Our next storm is here and it's anxious to get started with drizzle falling across much of the metro. But the majority of the precipitation will hold off until this afternoon and evening as a deepening area of low pressure scoots through. This will eventually lead to cooler temperatures and the change over from rain to snow.
So why are temperatures so warm to start?
Well, it actually has to do with the amount of moisture. When looking at a surface map, like the one below, you can see green numbers and red numbers. The red numbers are the current temperatures and the green numbers are the current dewpoints.
This image was taken around 6am and it shows an area of southerly winds and above freezing temperatures. But temperatures aren't above freezing simply because warm air moved in, which is what happens a lot of times during the day, but they are warmer because more moisture moved in. Notice the actual dewpoint numbers are above freezing, and in many cases, about the same as the current temperatures.
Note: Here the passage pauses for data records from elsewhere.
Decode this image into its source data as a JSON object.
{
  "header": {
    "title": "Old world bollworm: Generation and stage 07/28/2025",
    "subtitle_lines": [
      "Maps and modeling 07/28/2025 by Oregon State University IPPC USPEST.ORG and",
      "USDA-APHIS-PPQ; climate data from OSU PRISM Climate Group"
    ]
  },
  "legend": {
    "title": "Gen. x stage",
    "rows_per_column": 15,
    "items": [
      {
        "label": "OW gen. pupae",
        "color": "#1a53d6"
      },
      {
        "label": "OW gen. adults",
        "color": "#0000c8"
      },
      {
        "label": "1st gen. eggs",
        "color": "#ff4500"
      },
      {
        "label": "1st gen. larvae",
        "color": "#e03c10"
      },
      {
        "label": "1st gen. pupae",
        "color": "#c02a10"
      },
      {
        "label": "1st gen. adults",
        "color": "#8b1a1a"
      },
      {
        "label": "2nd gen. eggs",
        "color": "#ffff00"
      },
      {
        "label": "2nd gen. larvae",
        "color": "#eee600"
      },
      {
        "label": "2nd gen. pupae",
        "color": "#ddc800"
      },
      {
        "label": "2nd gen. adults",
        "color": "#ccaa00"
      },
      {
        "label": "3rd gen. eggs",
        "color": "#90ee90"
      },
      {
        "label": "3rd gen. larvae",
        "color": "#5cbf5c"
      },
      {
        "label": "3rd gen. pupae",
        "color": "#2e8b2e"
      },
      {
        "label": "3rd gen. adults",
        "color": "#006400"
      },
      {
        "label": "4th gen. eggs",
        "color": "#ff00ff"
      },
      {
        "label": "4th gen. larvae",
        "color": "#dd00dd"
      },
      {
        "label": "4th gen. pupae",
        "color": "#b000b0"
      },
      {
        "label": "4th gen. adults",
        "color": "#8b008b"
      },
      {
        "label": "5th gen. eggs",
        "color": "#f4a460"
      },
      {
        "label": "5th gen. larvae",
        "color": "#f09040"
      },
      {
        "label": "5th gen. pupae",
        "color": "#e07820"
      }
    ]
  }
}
One rule of meteorology is that your dewpoint can NEVER rise above your temperature because the dewpoint is a measurement of how much water is in your air. So if you add more moisture to the atmosphere and your dewpoint jumps from 20 to 38 degrees, then your temperature cant under any circumstances be below 38 degrees. That's exactly what happened overnight.
Unfortunately for those that are sick of winter, cooler air will dive back in later on today and bring with it several inches of snow in some cases. Here is a look at the current projected liquid precipitation totals from across the area through Friday morning.
A solid half inch of liquid is expected to fall. Now in most cases, that will be a combo of rain and snow. So how much snow is coming? According to a few computer forecasting models, it could be several inches…
They appear to be pretty consistent with their placement that parts of eastern SD and central MN will get a thin band of 3 to 8 inches of the white stuff with more of a slushy inch or two for metro locations.
Remember though that these models don't take melting into account. With temperatures so close to freezing, some of the snow will actually melt on contact slowing the overall accumulation process leading to lower accumulation totals. But regardless, a 3 to 6 inch band looks pretty likely.
If you are looking for more of a probability forecast… here is what the Weather Prediction Center is showing for at least an inch, 2 inches, and 4 inches.
According to the WPC, most of us will see at least an inch of snow, with the heaviest band setting up from about St. Cloud through the Duluth area with at least a 70% chance of 4 inches.